Yine aynı sahneler, aynı protokoller…

Bir çocuğa, sırf gösteri düzeni bozulmasın diye susması öğretilmişse…
O bayram neyi kutluyordur?

Bayram, gerçekten çocuklar içinse,
neden çocuklar kendi bayramlarında bu kadar yoruluyor?


🌍 İstanbul Sarsıldı, Ama Biz Ne Kadar Hazırdık?

Deprem haberi öğleye doğru geldi.
6.2 büyüklüğündeydi.
Ama asıl büyük olan, güvenin kaybıydı.

İletişim altyapıları çöktü. Telefonlar çekmedi, internet çalışmadı.
Herkesin aklında aynı soru:
“İyi misin?”

İnsanların birbirine ulaşamaması, bir felaketten bile daha yıkıcı olabilir.
Benzer bir durumu 1999 Gölcük Depremi’nde de yaşamıştık. O zaman teknoloji yoktu, şimdi teknoloji var ama hâlâ “ulaşamıyoruz.”

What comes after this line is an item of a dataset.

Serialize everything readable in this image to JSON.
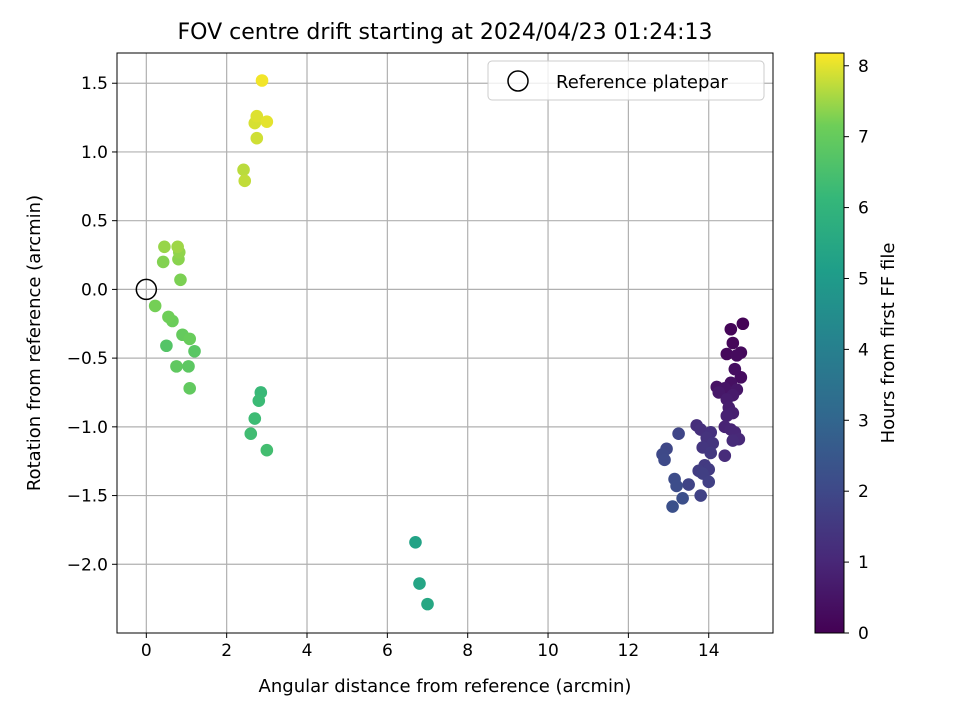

Dahası, okullar tatil edildi.
Ama o tatil, çocuğun güvenliğini sağladı mı gerçekten?
Evinde ebeveyni olmayan bir çocuk, iki günlük tatilde ne yaptı?

Deprem değil, tedbirsizlik öldürür.
Ama asıl tehlike şu: Biz artık sadece altyapı değil, duyarlılık eksikliği yaşıyoruz.


💰 Altın Yükseldi, Sonra Çakıldı: Kime Güveneceğiz?

İki gün boyunca manşetlerde altın vardı.
Herkes “artıyor” diye konuştu.
Sonra bir gece ansızın düşüş…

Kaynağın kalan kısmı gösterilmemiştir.